Weclome to a guest blog by Andrew Dorn, Director of Marketing Channels at RedPoint Global, a proud partner of Bond Brand Loyalty.

Loyalty programs have become extremely popular in recent years, and for good reason. Providing rewards to repeat customers is a good way to get them to keep coming back. But that’s not the whole story. To truly engage consumers and keep them loyal to your brand, you need a comprehensive strategy that centers around understanding customer behaviors, preferences, and interaction histories. Only once you have built and implemented this customer engagement strategy you can be confident of driving greater retention and loyalty over time.

Constructing such a customer engagement strategy is no easy feat, especially one encompassing all the ways consumers interact with your brand. This is particularly true in light of increased consumer expectations for an individualized experience. Customers want you to know them across channels and provide contextually relevant offers and messages regardless of where they interact. As you seek ways to achieve this, there are a few truths about customer engagement you need to understand first:
  1. Contextual relevance is key. 

    The modern connected customer likes being rewarded for their loyal patronage, but that isn’t the only way to improve retention. Providing a contextually relevant message in the moment of need and removing friction from your customer’s life can be a powerful engine of customer attachment. This could be as simple as providing free delivery or offering an auto-renewal subscription program, neither of which are standard rewards provided through a loyalty program. One progressive idea is what Bond Brand Loyalty refers to as “emotional luxury,” which involves consumers feeling recognized and special in their interactions. It is not surprising that Forrester recently recognized Bond as a leader in “The Forrester Wave™ Customer Loyalty Solutions, Q3, 2017.” Contextual relevance in your messaging and campaigns can help accomplish that.

    shopping mall.jpeg
  2. The customer lifecycle has changed.

    The customer journey no longer progresses linearly from awareness to sale; it now dynamically involves multiple channels and can start and stop without warning. Recent research from McKinsey shows that 50 percent of customer interactions happen in a multi-event, multichannel journey. Engaging the modern customer who operates in this fashion takes more than providing rewards for purchases made in-store or entering a loyalty code online. Now you must distill customer interactions to their essence and operate within the same dynamic flow to best meet them with contextually relevant messaging.
  3. Consumers want common experiences across the digital and physical.

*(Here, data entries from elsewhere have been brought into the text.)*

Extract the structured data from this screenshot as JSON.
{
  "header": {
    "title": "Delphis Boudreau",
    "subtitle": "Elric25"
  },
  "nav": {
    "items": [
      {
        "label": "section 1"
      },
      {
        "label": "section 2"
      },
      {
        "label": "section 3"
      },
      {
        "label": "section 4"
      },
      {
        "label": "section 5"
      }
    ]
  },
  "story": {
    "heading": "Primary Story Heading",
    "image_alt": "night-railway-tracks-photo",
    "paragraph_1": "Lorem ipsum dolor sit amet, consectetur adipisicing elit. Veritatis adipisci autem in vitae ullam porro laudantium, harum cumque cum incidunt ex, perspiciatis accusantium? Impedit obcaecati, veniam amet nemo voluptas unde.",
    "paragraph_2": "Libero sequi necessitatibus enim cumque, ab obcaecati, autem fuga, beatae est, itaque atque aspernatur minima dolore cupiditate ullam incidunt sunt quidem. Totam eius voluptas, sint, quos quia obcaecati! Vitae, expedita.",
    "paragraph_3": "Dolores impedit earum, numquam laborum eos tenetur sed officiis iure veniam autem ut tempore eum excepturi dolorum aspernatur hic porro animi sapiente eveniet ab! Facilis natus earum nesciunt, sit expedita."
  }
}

    The modern consumer lives an omnichannel life, interacting with brands equally through digital and physical channels. If you’re running a retail loyalty program and are unable to easily tie that information from the physical realm to the digital one, then you’re missing an opportunity to enhance the customer experience. Many brands aren’t effective at omnichannel engagement, with recent CMO Council research finding that only seven percent of brands are able to deliver real-time data-driven engagements across online and offline touchpoints.

  4. Data and campaign orchestration need to be centralized.

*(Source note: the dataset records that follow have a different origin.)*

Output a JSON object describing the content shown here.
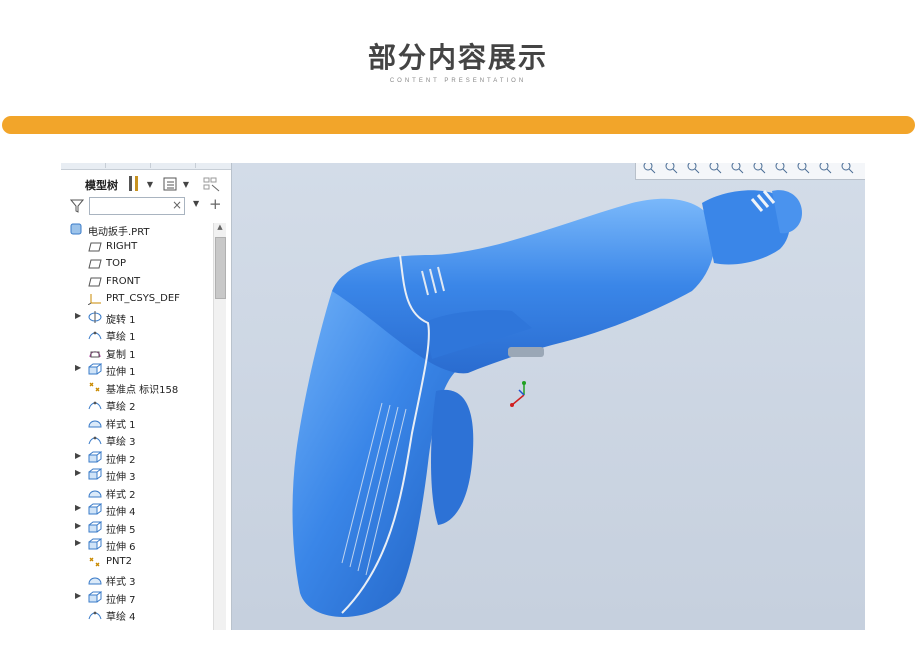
{
  "header": {
    "title": "部分内容展示",
    "subtitle": "CONTENT PRESENTATION"
  },
  "colors": {
    "accent_bar": "#f2a52a",
    "model_blue": "#3a86e8",
    "viewport_bg": "#ccd6e3"
  },
  "model_tree": {
    "toolbar_label": "模型树",
    "filter_placeholder": "",
    "root": {
      "label": "电动扳手.PRT",
      "icon": "part-icon"
    },
    "items": [
      {
        "label": "RIGHT",
        "icon": "datum-plane-icon",
        "expandable": false
      },
      {
        "label": "TOP",
        "icon": "datum-plane-icon",
        "expandable": false
      },
      {
        "label": "FRONT",
        "icon": "datum-plane-icon",
        "expandable": false
      },
      {
        "label": "PRT_CSYS_DEF",
        "icon": "csys-icon",
        "expandable": false
      },
      {
        "label": "旋转 1",
        "icon": "revolve-icon",
        "expandable": true
      },
      {
        "label": "草绘 1",
        "icon": "sketch-icon",
        "expandable": false
      },
      {
        "label": "复制 1",
        "icon": "copy-icon",
        "expandable": false
      },
      {
        "label": "拉伸 1",
        "icon": "extrude-icon",
        "expandable": true
      },
      {
        "label": "基准点 标识158",
        "icon": "datum-point-icon",
        "expandable": false
      },
      {
        "label": "草绘 2",
        "icon": "sketch-icon",
        "expandable": false
      },
      {
        "label": "样式 1",
        "icon": "style-icon",
        "expandable": false
      },
      {
        "label": "草绘 3",
        "icon": "sketch-icon",
        "expandable": false
      },
      {
        "label": "拉伸 2",
        "icon": "extrude-icon",
        "expandable": true
      },
      {
        "label": "拉伸 3",
        "icon": "extrude-icon",
        "expandable": true
      },
      {
        "label": "样式 2",
        "icon": "style-icon",
        "expandable": false
      },
      {
        "label": "拉伸 4",
        "icon": "extrude-icon",
        "expandable": true
      },
      {
        "label": "拉伸 5",
        "icon": "extrude-icon",
        "expandable": true
      },
      {
        "label": "拉伸 6",
        "icon": "extrude-icon",
        "expandable": true
      },
      {
        "label": "PNT2",
        "icon": "datum-point-icon",
        "expandable": false
      },
      {
        "label": "样式 3",
        "icon": "style-icon",
        "expandable": false
      },
      {
        "label": "拉伸 7",
        "icon": "extrude-icon",
        "expandable": true
      },
      {
        "label": "草绘 4",
        "icon": "sketch-icon",
        "expandable": false
      }
    ]
  },
  "view_toolbar": {
    "buttons": [
      "zoom-fit-icon",
      "zoom-in-icon",
      "zoom-out-icon",
      "repaint-icon",
      "display-style-icon",
      "saved-views-icon",
      "view-manager-icon",
      "perspective-icon",
      "datum-display-icon",
      "annotation-display-icon"
    ]
  }
}
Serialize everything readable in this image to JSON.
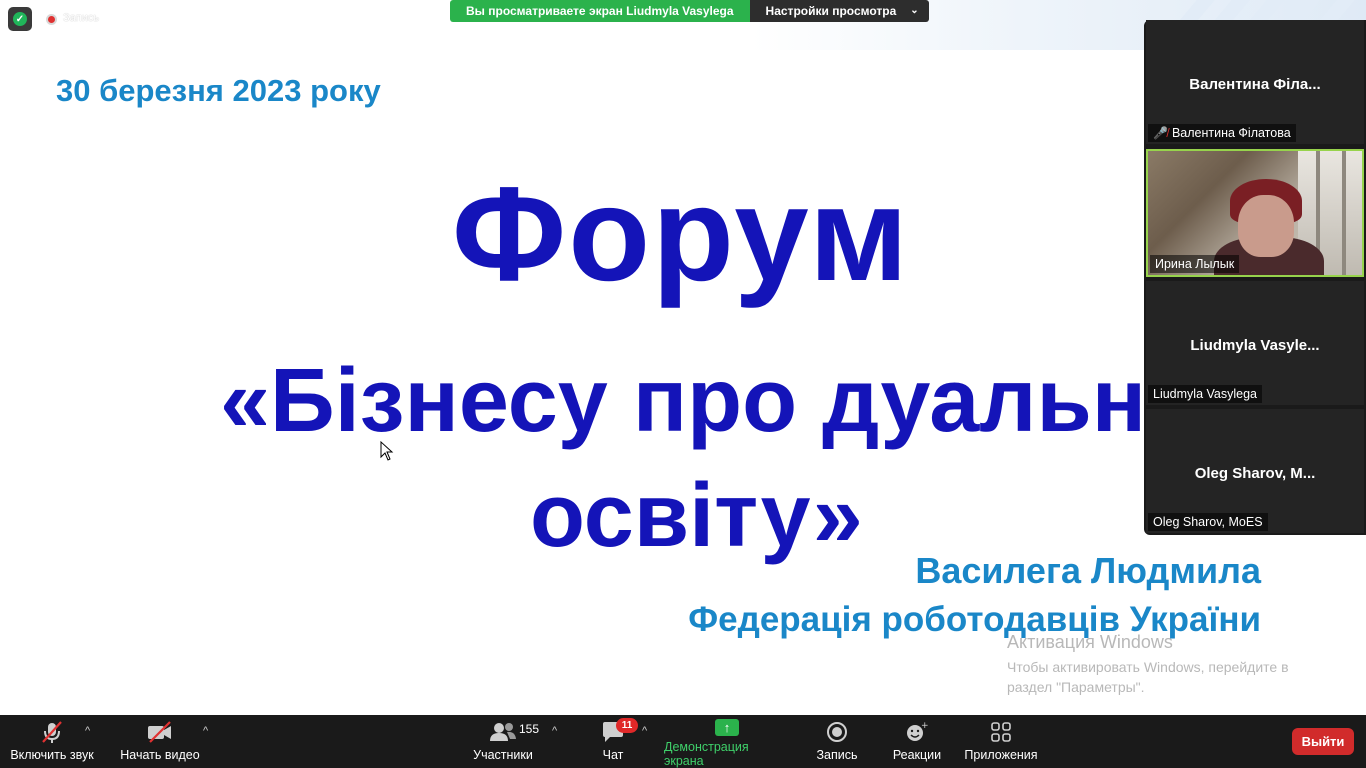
{
  "top_bar": {
    "recording_label": "Запись",
    "share_banner": "Вы просматриваете экран Liudmyla Vasylega",
    "view_options": "Настройки просмотра"
  },
  "slide": {
    "date": "30 березня 2023 року",
    "title": "Форум",
    "subtitle_line1": "«Бізнесу про дуальну",
    "subtitle_line2": "освіту»",
    "author": "Василега Людмила",
    "organization": "Федерація роботодавців України"
  },
  "participants": [
    {
      "display": "Валентина  Філа...",
      "label": "Валентина Філатова",
      "muted": true,
      "video": false
    },
    {
      "display": "",
      "label": "Ирина Лылык",
      "muted": false,
      "video": true
    },
    {
      "display": "Liudmyla  Vasyle...",
      "label": "Liudmyla Vasylega",
      "muted": false,
      "video": false
    },
    {
      "display": "Oleg  Sharov,  M...",
      "label": "Oleg Sharov, MoES",
      "muted": false,
      "video": false
    }
  ],
  "windows_activation": {
    "title": "Активация Windows",
    "text": "Чтобы активировать Windows, перейдите в раздел \"Параметры\"."
  },
  "toolbar": {
    "unmute": "Включить звук",
    "start_video": "Начать видео",
    "participants": "Участники",
    "participants_count": "155",
    "chat": "Чат",
    "chat_badge": "11",
    "share_screen": "Демонстрация экрана",
    "record": "Запись",
    "reactions": "Реакции",
    "apps": "Приложения",
    "leave": "Выйти"
  },
  "colors": {
    "slide_title": "#1414b8",
    "slide_accent": "#1a87c8",
    "share_green": "#2bb24c",
    "toolbar_bg": "#1a1a1a",
    "leave_red": "#d12b2b",
    "active_speaker": "#97d34c"
  }
}
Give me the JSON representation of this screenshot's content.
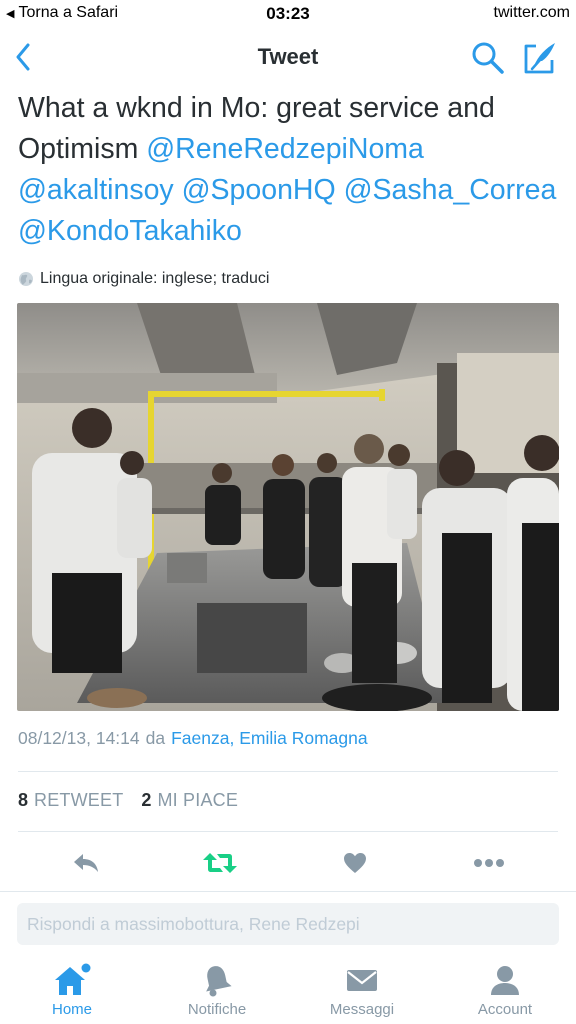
{
  "status_bar": {
    "back_app": "Torna a Safari",
    "time": "03:23",
    "domain": "twitter.com"
  },
  "nav": {
    "title": "Tweet",
    "back_icon": "chevron-left-icon",
    "search_icon": "search-icon",
    "compose_icon": "compose-icon"
  },
  "tweet": {
    "text_line1": "What a wknd in Mo: great service and",
    "text_plain2": "Optimism ",
    "mentions": [
      "@ReneRedzepiNoma",
      "@akaltinsoy",
      "@SpoonHQ",
      "@Sasha_Correa",
      "@KondoTakahiko"
    ],
    "translate": "Lingua originale: inglese; traduci",
    "date": "08/12/13, 14:14",
    "from": "da",
    "place": "Faenza, Emilia Romagna"
  },
  "stats": {
    "retweets_count": "8",
    "retweets_label": "RETWEET",
    "likes_count": "2",
    "likes_label": "MI PIACE"
  },
  "actions": [
    "reply-icon",
    "retweet-icon",
    "heart-icon",
    "more-icon"
  ],
  "reply": {
    "placeholder": "Rispondi a massimobottura, Rene Redzepi"
  },
  "tabs": [
    {
      "label": "Home",
      "icon": "home-icon",
      "active": true
    },
    {
      "label": "Notifiche",
      "icon": "bell-icon",
      "active": false
    },
    {
      "label": "Messaggi",
      "icon": "envelope-icon",
      "active": false
    },
    {
      "label": "Account",
      "icon": "person-icon",
      "active": false
    }
  ],
  "colors": {
    "accent": "#2b9ae8",
    "retweet": "#19cf86",
    "muted": "#8899a6",
    "icon_gray": "#8899a6"
  }
}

    To truly enhance the customer experience, you need visibility into the entire universe of consumer interactions – not just those of loyalty program members. This will result in creating a single view of the customer that can increase engagement across the enterprise, allowing you to provide more nuanced communications and contextually relevant offers in the moment of need.

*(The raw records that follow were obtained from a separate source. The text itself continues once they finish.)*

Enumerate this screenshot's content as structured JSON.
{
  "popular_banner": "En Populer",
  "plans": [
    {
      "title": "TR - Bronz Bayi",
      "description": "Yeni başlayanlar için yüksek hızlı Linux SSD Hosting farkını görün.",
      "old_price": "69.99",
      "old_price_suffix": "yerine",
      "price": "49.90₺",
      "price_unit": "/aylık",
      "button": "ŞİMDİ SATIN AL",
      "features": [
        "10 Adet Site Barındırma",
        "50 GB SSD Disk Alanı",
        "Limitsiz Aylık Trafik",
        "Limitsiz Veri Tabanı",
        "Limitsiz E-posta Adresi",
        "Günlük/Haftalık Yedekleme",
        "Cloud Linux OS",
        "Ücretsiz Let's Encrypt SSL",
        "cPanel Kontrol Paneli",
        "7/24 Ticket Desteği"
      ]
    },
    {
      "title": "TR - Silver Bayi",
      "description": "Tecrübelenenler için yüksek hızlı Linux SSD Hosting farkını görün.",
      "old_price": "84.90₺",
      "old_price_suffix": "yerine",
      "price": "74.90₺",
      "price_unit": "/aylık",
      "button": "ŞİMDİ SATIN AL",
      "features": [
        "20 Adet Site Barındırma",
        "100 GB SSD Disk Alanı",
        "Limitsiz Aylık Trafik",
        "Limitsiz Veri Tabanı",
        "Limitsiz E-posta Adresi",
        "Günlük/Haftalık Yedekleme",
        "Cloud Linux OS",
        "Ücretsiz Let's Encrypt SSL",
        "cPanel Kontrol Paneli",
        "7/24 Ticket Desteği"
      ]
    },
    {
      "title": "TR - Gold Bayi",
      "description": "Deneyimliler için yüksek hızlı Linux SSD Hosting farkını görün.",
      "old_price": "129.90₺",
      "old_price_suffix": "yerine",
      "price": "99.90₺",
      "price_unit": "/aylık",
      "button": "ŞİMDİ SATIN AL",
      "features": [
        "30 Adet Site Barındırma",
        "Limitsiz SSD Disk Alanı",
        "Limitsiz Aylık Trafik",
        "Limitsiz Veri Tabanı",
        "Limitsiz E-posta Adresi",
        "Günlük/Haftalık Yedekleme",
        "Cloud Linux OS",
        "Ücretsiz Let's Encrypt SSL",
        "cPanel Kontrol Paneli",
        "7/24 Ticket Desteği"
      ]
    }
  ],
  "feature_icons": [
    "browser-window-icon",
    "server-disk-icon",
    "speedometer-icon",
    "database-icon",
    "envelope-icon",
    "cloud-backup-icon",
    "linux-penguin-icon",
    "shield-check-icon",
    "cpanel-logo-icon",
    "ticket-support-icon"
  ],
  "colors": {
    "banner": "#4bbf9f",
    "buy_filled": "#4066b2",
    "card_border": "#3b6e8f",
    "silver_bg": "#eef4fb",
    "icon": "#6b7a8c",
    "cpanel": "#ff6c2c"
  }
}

The omnichannel customer expects to have relevant interactions with your brand all the time, regardless of which channel they engage through and what time of day it is. If you truly want to improve the results in your loyalty program, then you need to understand this and develop a customer engagement strategy to match the reality of the connected consumer’s behaviors, preferences, and interaction history. Only then will you be able to survive and thrive in an increasingly competitive marketplace.